The longest-cooking item on the menu was baked potatoes. Two large russet potatoes were scrubbed with a vegetable brush and placed in a 350° oven for 75 minutes. I never checked them for doneness, I trusted the time and temperature and just took them out after 75 minutes. Fortunately they were fine, perhaps a little underdone, but not so much to be a problem. I could have cooked them in much shorter time in the microwave but they wouldn't have been as good. Oven baking is especially good for producing a nice, crispy skin.

To prepare the steaks I used instructions in The Cook's Illustrated Cookbook in the recipe for Steak Frites, I just skipped the Frites (a.k.a French Fries) part. I followed the directions for cooking the steaks and I made a simple yet rich and tasty herb butter which we used to garnish both the steaks and the baked potatoes.

The steaks were pan seared. I used a cast iron skillet which is ideal for searing because it holds heat so well. My directions had me add a tablespoon of vegetable oil over medium-high heat. I am never sure which setting on our electric stove, which has a dial marked 1 through 10, corresponds to "medium-high". I tried 6½ but this was too hot as it produced copious amounts of smoke from the oil. I retreated to 5 before adding the meat which seemed to work out well. I cooked the steak for 4 minutes then turned it over, cooking for 6 minutes on the second side. At this point the the internal temperature was about right. I was shooting for 120°-125° for medium rare got reasonably close. The thinner parts of the steak were a little more done and the thicker a little less. All in all, though, the steak had a nice crust and was pink and warm in the middle.

Asparagus was cooked on the grill and nothing could have been simpler.
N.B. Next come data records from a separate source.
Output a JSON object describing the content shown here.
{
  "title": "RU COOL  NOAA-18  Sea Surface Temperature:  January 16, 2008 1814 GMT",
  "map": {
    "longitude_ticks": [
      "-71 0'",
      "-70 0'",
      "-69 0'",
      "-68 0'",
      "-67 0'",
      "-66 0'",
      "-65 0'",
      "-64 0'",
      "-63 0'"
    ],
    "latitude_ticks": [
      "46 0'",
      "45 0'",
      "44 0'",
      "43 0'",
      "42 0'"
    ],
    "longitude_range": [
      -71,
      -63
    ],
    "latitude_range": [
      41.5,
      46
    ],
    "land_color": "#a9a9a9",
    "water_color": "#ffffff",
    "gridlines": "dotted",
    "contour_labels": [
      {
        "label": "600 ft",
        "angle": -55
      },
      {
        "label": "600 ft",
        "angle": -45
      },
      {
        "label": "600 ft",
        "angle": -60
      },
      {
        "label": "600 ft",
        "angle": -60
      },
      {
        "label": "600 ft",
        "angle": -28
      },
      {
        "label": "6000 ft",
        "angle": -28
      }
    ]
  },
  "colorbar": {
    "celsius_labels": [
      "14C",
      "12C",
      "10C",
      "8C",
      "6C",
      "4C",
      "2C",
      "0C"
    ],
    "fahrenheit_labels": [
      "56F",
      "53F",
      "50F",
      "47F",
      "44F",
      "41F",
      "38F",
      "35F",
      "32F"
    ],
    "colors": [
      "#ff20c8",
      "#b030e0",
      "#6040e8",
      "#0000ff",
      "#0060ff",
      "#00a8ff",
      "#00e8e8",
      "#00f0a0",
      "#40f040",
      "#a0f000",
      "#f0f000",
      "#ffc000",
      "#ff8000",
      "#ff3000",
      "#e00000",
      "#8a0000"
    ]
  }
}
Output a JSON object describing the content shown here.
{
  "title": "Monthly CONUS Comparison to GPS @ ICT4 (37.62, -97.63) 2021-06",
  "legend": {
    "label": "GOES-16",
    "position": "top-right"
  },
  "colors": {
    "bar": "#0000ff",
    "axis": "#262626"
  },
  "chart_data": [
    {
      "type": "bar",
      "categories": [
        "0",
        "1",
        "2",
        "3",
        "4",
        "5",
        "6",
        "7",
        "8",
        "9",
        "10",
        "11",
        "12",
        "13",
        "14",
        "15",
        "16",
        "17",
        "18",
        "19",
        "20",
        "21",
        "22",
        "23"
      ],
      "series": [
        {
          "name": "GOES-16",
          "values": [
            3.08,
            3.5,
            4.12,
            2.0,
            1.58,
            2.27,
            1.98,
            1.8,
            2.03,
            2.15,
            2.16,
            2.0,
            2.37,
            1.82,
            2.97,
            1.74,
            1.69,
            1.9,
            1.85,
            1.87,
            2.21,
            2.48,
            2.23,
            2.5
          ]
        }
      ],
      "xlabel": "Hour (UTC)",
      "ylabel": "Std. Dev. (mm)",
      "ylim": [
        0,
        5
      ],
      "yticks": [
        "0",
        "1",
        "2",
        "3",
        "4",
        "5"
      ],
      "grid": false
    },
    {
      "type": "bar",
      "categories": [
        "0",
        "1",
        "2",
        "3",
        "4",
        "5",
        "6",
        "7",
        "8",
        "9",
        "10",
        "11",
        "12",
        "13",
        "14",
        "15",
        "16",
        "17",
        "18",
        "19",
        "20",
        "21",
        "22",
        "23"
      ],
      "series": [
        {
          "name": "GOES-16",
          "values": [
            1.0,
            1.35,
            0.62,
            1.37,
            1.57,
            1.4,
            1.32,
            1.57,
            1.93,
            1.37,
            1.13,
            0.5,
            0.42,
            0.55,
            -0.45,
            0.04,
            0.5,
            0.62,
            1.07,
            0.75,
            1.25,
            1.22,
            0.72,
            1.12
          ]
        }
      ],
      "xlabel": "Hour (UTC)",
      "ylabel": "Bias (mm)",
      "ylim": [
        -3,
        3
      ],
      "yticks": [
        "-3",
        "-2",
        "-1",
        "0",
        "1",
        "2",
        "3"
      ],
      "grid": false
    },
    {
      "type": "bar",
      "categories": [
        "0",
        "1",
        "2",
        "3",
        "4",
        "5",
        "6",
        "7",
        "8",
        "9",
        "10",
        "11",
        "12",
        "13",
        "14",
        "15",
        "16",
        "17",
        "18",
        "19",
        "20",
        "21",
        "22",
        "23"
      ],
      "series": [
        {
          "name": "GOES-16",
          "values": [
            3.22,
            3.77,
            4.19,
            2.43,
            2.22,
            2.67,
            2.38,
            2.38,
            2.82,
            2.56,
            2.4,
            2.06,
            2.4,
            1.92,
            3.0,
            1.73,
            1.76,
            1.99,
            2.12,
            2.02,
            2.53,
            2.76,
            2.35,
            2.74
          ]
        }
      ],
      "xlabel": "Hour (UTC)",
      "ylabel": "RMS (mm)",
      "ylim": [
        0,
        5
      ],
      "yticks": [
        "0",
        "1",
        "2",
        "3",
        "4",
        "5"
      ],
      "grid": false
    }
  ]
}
The thick ends of the stalks were cut off and the spears drizzled with olive oil and seasoned with some kosher salt and freshly ground pepper. (I use only freshly ground pepper, I believe it's been years since we had a can of ground pepper in the house.) I didn't get the timing quite right with the asparagus, it was done too early and so was overdone when served, being a little limp without the crispness that you would like with a fresh vegetable.

We had some lettuce and tomatoes on hand and so we had a little green salad on the side. We opened a nice bottle of Zinfandel from the Guglielmo Winery which is just down the road in Morgan Hill.

I enjoy making elaborate dishes but I think I enjoy even more the simpler ones which take less time to prepare but are still wonderful to eat. This meal didn't take a lot of time, there was minimal prep needed, and it was all wonderful. I think Diane enjoyed it.

What about Steak Diane? Well, she is partial to that too, but it will have to wait for another day.